The observer's on_scheduler_leaving() turned out to be a bit of a distraction as it only had a brief window of existence and was removed in a recent TBB update... so there's no way of locking a thread into an arena.

However, it does seem to be entirely possible to control the OS scheduling priority of an arena's workers provided you take care to modify it up and down on both of the observed on_scheduler_entry and on_scheduler_exit.  On Linux that does mean having a process which can adjust RLIMIT_NICE (doesn't necessarily mean running as root - which is what I've been doing - apparently using setcap to enable CAP_SYS_RESOURCE on an executable will do the same job.  Believe Windows also has some priority increasing shenanigans needed.).

Probably the biggest practical issue I see is that if you init TBB for 2xN (N=number of cores) and create a N thread "background" (OS scheduler priority lowered) arena, you'll find stuff running on 2N threads when the background arena isn't in use.  So you end up creating another N thread arena for foreground (normal OS scheduling priority) and have to remember to execute everything else in it.  Apart from that it all behaves as expected though: when there are tasks for the foreground, the background ones get out of their way, and when only one of foreground or background is active, it gets all the cores without over subscription.

Thanks for sharing the use-case! Your findings are good.

Let me suggest an approach to avoid explicit arena for foreground:

int main() {
    int P = tbb::task_scheduler_init::default_num_threads();
    tbb::task_scheduler_init tbb_scope(2*P);  // must be the 1st access to TBB
    tbb::task_arena background_arena(P);     // high-priority arena, 1 master
    background_arena.initialize();          // forces arena allocation
    tbb_scope.terminate();                 // removes implicit arena of unwanted size
    // but keeps the oversubscription due to additional reference from task_arena
    tbb_scope.initialize(P);             // the arena for normal work
    // .. add observer or so
    // Keep the rest of main() code intact, e.g.
    tbb::parallel_for(1, 100, [](int){ puts("Hello world"); });


Thanks Anton, that's a very nice useful tip!  Code will be much cleaner if TBB can continue to be used as normal for non deliberately "background"-ed work. My assumption until I saw the above was that the terminate() would have cleaned up all the TBB worker threads; I didn't appreciate the ones in the arena were "protected".


Tim Day wrote:
 My assumption until I saw the above was that the terminate() would have cleaned up all the TBB worker threads; I didn't appreciate the ones in the arena were "protected". 

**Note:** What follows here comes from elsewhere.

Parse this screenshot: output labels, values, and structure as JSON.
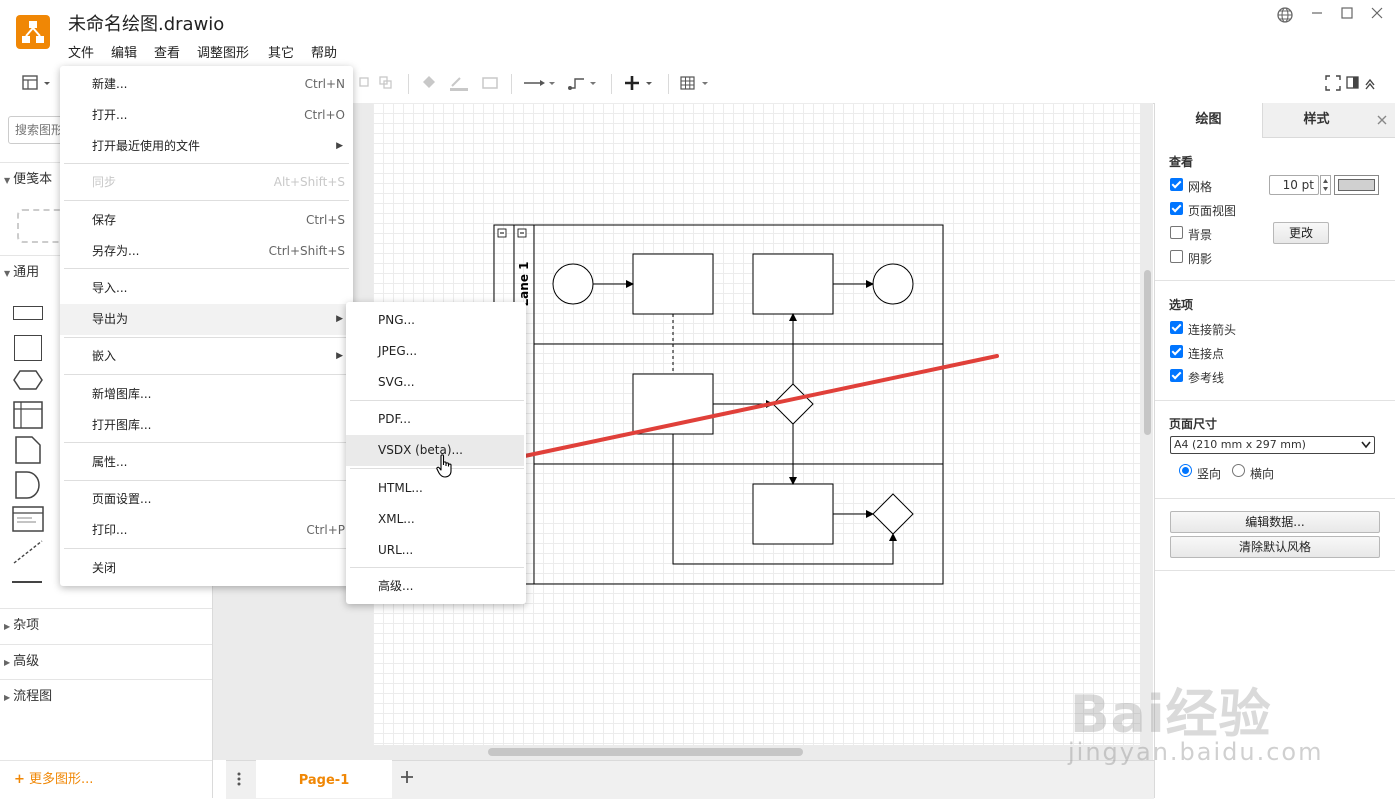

It's not like threads belong to an arena. There is single shared thread pool in TBB. It is just protected by reference-counter and thus when you create the second arena, it is safe to destroy the first one without loosing desired properties of the thread pool ("Market") because there is still one reference from another arena.

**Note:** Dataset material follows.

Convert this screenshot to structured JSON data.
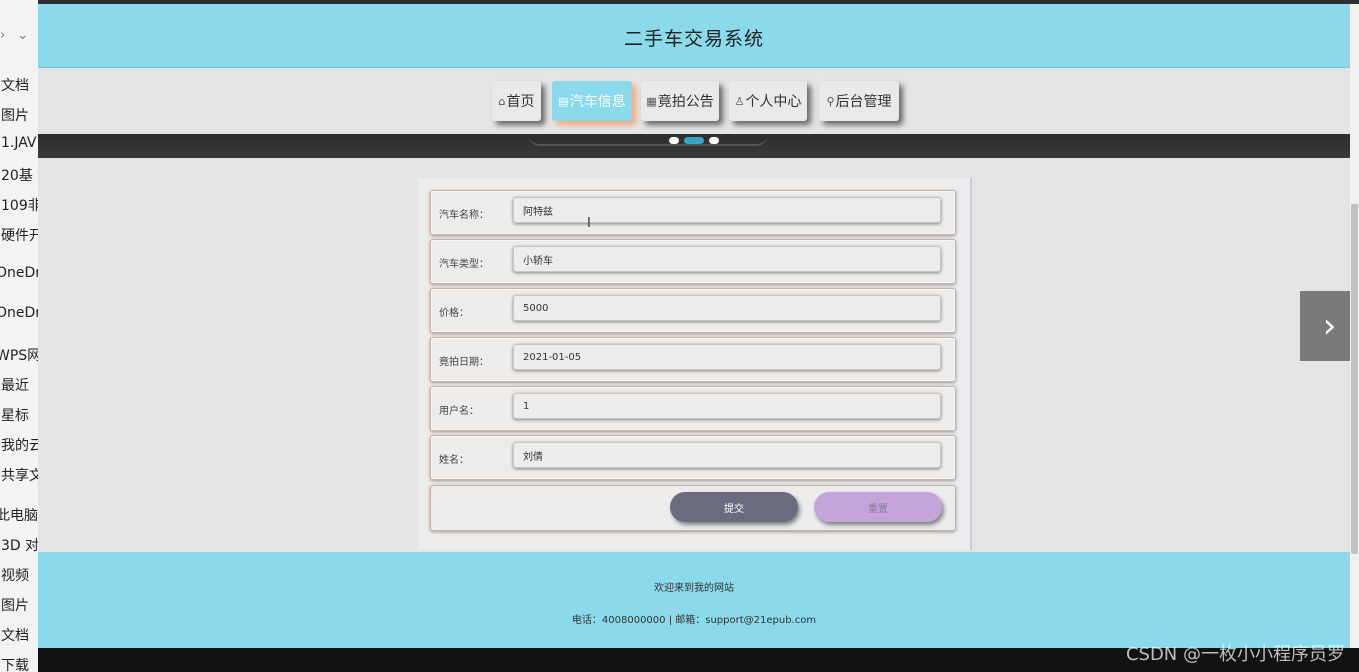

(Sorry, just realized now there is actually a completely separate forum for TBB).

Anyway, been playing with this "background" arena of low priority worker threads some more...

On Linux it works exactly as I'd expect it to, even running the low priority workers at "nice 19".  The background tasks can be pretty much got out of the way when there's better things to do, and get to run freely when there's nothing on the normal priority "implicit" arena.

On Windows it generally behaves well... except that sometimes (quite infrequently) low priority (only) long running background tasks which are signalled (just by a bool flag) from another thread to stop seem to be "shut out" and don't execute the test in their loop that they should finish now until several seconds (highly variable) after they'd have been expected to notice it, even though the same "stop now" abort flag also stops all the normal priority threads so there aren't other tasks executing.  Need to dig a bit more before I can show a minimum reproducing example but my current guess is that on Windows something is spinning at normal priority and blocking the low priority threads from running (ok I don't have nearly as much experience with windows priority system as I do with Unix/Linux so I may just be expecting too much from it.  Issue seems to occur with both THREAD_PRIORITY_LOWEST or THREAD_MODE_BACKGROUND_BEGIN/END on the low priority arena threads ).